Over the years, the computers went from Windows 95 to Win 98 to Win XP. I think my present-day computer was originally one of the Win 98 machines, but it's been upgraded to XP now. We got the Win 98 machines from a local distributor, and most of us on the staff had the same opinion about them: They were cheap and crappy.

Most of them are gone now; I think mine and the receptionist's are the last ones left. The others have gotten Dells, complete with thin-screen monitors. Good for them. In due time, I'll get a nice, fast, new one with gobs of memory, too. (I think that's what convinced me to go for a little extra when I ordered my own new desktop for home, with lots of memory, a dual-core processor and a 20-inch widescreen monitor. Ooh, that's the only way to fly!)

In line with our conversion to digital photography (which was planned as the original topic of this entry--well, maybe next time), about two years ago we made the final break from the past. No more dummy pages. No more waxer. No more scissors work. We went to desktop publishing, and now we lay out our pages inside the computer. We are using Adobe Pagemaker 7 for that. Yes, Adobe's flagship desktop publishing program today is InDesign, but we haven't made that move yet. I think my company's (ahem!) frugality (that's the nice word for it) has something to do with it. But time will catch up with them, as it always does.
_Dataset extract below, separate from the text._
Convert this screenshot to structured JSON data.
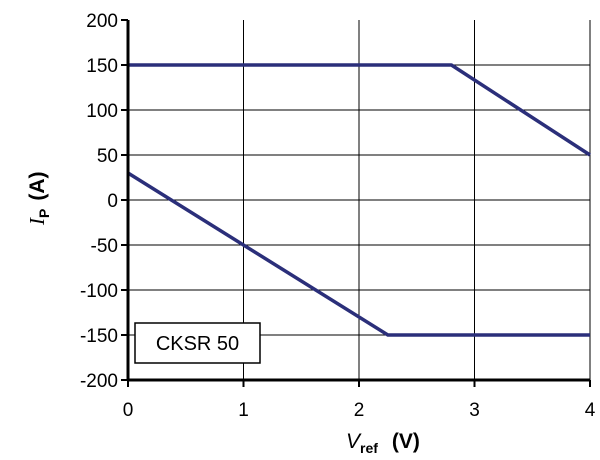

The guy who came over for a one-day training session told us, "In a few weeks, you won't ever want to go back." He was quite accurate there. As I wrote this, it took a while to remember all the miniscule steps and the sundry frustrations with the old process. Such as when a story went for a swim in the waxer, and you had to print out a new one at the other end of the office. When sharp scissors were in short supply or gummed up with wax. When you had to cut up stories so they would look nice on the page--physically creating space between paragraphs--and when you had to revise your layout when things didn't work out as hoped. When you discover that you had gotten parts of scissored-up stories out of order.

It's a dim memory already, and it's getting dimmer all the time. No, I don't miss it. Times change, and we have to, too.